Tuesday, March 17, 2020

Notes from the undergrounded

I am still learning this whole video teaching thing and in some ways, it can do the job, but there are other areas in which it is deficient. I have seen contradictory information about scheduling learning times vs. allowing students to connect at their own pace, about assigning fixed work and lots of it vs. assigning significantly less and very different work and other basic educational (and paradigmatic) binaries. I don't know where I stand or where others will tell me to stand, but I want to keep track of my learning curve on this, so bear with me. You are in quarantine. What other choice do you have?

We are using Zoom and it is not horrible. But, and I have tried to pass these concerns along, there are glitches.

Sharing screens and limiting who can annotate is tough. The white board app initially refused to appear when I said that only I could write on it, and for other annotation tools, I believe that permissions are all or nothing.

People still get muted for no reason and unmuting them doesn't always work. I, on the whole, prefer to keep students unmuted -- the ability for them to interject, or add something without having to raise a hand and wait to be called on more closely mirrors how I run my classroom. Unfortunately, incidental noise can hurt our ability to hear other people who are talking. One student shifting his computer on his desk, or putting his phone down on his bed can take over a room and it isn't always easy to spot the source of noise and mute selectively.

Attendance is spotty at best -- students come in and out, so keeping track of them after initial attendance has been taken is very difficult.

On my screen (and I only have 1 computer to work on) I can't see 49 people on gallery view. That option is greyed out for me. I see up so 20 or so in gallery view -- sometimes when I have over 16 people present, I only see those 16 (with no "second page"). And because students keep moving in and out, and talking moves a student to the forefront, I lose track of students.

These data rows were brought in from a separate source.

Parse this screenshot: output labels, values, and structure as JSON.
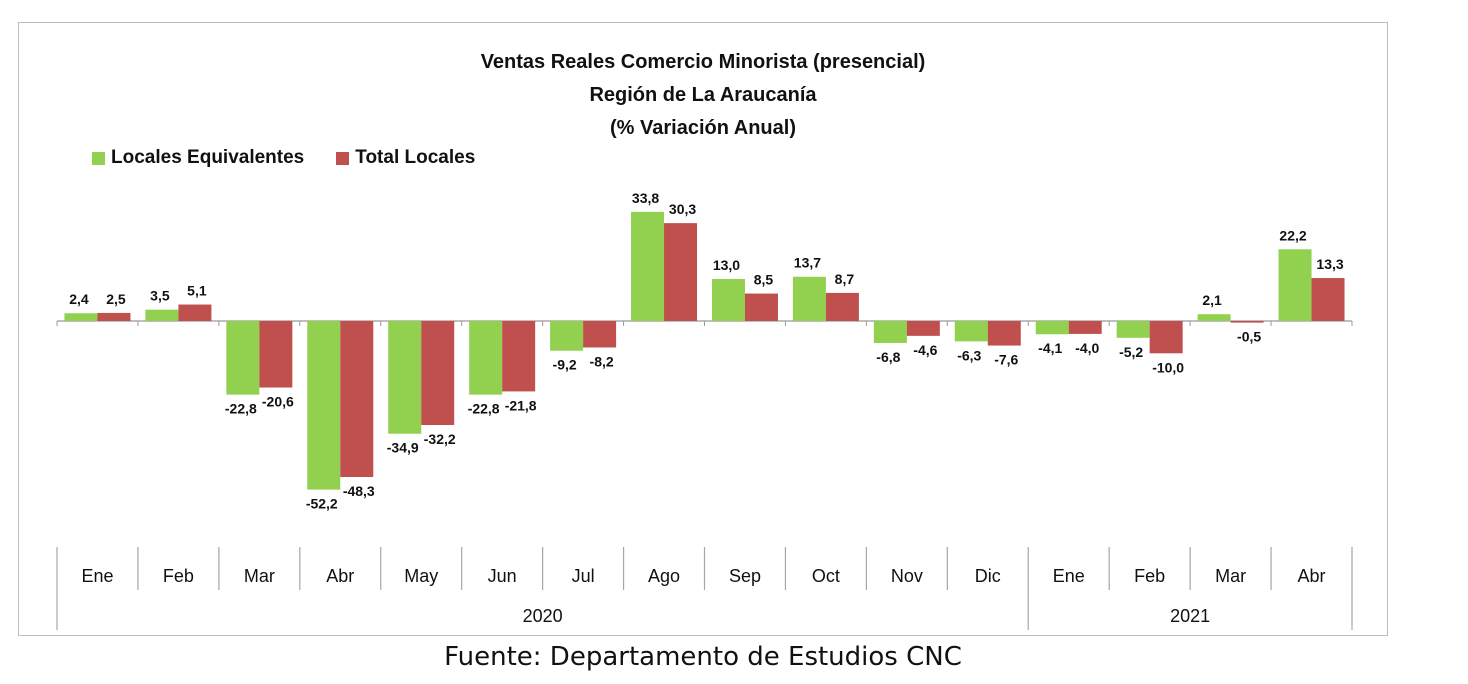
{
  "title": {
    "line1": "Ventas Reales Comercio Minorista (presencial)",
    "line2": "Región de La Araucanía",
    "line3": "(% Variación Anual)"
  },
  "legend": {
    "items": [
      {
        "label": "Locales Equivalentes",
        "color": "#92d050"
      },
      {
        "label": "Total Locales",
        "color": "#c0504d"
      }
    ]
  },
  "source": "Fuente: Departamento de Estudios CNC",
  "chart_data": {
    "type": "bar",
    "categories": [
      "Ene",
      "Feb",
      "Mar",
      "Abr",
      "May",
      "Jun",
      "Jul",
      "Ago",
      "Sep",
      "Oct",
      "Nov",
      "Dic",
      "Ene",
      "Feb",
      "Mar",
      "Abr"
    ],
    "years": [
      {
        "label": "2020",
        "start": 0,
        "end": 11
      },
      {
        "label": "2021",
        "start": 12,
        "end": 15
      }
    ],
    "series": [
      {
        "name": "Locales Equivalentes",
        "color": "#92d050",
        "values": [
          2.4,
          3.5,
          -22.8,
          -52.2,
          -34.9,
          -22.8,
          -9.2,
          33.8,
          13.0,
          13.7,
          -6.8,
          -6.3,
          -4.1,
          -5.2,
          2.1,
          22.2
        ],
        "labels": [
          "2,4",
          "3,5",
          "-22,8",
          "-52,2",
          "-34,9",
          "-22,8",
          "-9,2",
          "33,8",
          "13,0",
          "13,7",
          "-6,8",
          "-6,3",
          "-4,1",
          "-5,2",
          "2,1",
          "22,2"
        ]
      },
      {
        "name": "Total Locales",
        "color": "#c0504d",
        "values": [
          2.5,
          5.1,
          -20.6,
          -48.3,
          -32.2,
          -21.8,
          -8.2,
          30.3,
          8.5,
          8.7,
          -4.6,
          -7.6,
          -4.0,
          -10.0,
          -0.5,
          13.3
        ],
        "labels": [
          "2,5",
          "5,1",
          "-20,6",
          "-48,3",
          "-32,2",
          "-21,8",
          "-8,2",
          "30,3",
          "8,5",
          "8,7",
          "-4,6",
          "-7,6",
          "-4,0",
          "-10,0",
          "-0,5",
          "13,3"
        ]
      }
    ],
    "ylim": [
      -55,
      40
    ],
    "grid": false,
    "legend_position": "top-left"
  }
}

Students are supposed to have their cameras (and microphones) on -- unless I mute them. Here are some excuses which I have heard:

a. I am on a desktop so I have no camera installed
b. my camera (my software) is broken
c. I am in a room with others and it is noisy so I am staying muted
d. My room is dark so you can't see anything


Keeping students attentive and or focused in really tough. We are encouraging them to have access to other screens so they often are fixated on those other screens. Even if they have the video room open on a single, primary screen, they can have it minimized and be doing other things on their primary screen and yet appear to be paying attention. I have students who access on their phones and then say that they can't get chat messages, or open linked websites while maintaining presence in the video component. One had to exit and start up (and join via) a computer. This adds to instructional time. It is also harder to make sure students are progressing through assigned work. I have more students do the whole "wait...what are we doing now?" thing repeatedly, or ask questions just answered because they weren't fully paying attention or the audio didn't make someone else's question easy to hear. [if any teacher gets fooled by a virtual background picture/gif of a student, then that teacher deserves no mercy, but the students are trying to fool us and with people in and out, they can fool us because we can't check consistently]

There is pressure to use outside, third party add-ins. These are not resources that I use on a day-to-day basis when I teach so jumping in to the video-mode AND having to integrate unfamiliar technologies is doubly daunting. As a note, understand that I don't use those other options because I am a technophobe, but because they don't arise organically in my teaching method. This is asking for major shifts in how I approach the classroom. As a parallel, students do not seem comfortable with chat boxes alongside video teaching. I tried adding in a third-party component today and the students found it glitchy and hard to work and incorporate into the classroom. We will keep trying tomorrow and see if this can flip the source of content to students and if it can change the nature of assessments.

I am trying to keep my video room open as a drop in center, but to do so means keeping it in the background (with my camera off so that no one accidentally sees my reaction to stupid memes). But the room closes automatically after 40 minutes of inactivity.

This is not homeschooling. In homeschooling, a student doesn't wander into the wrong room.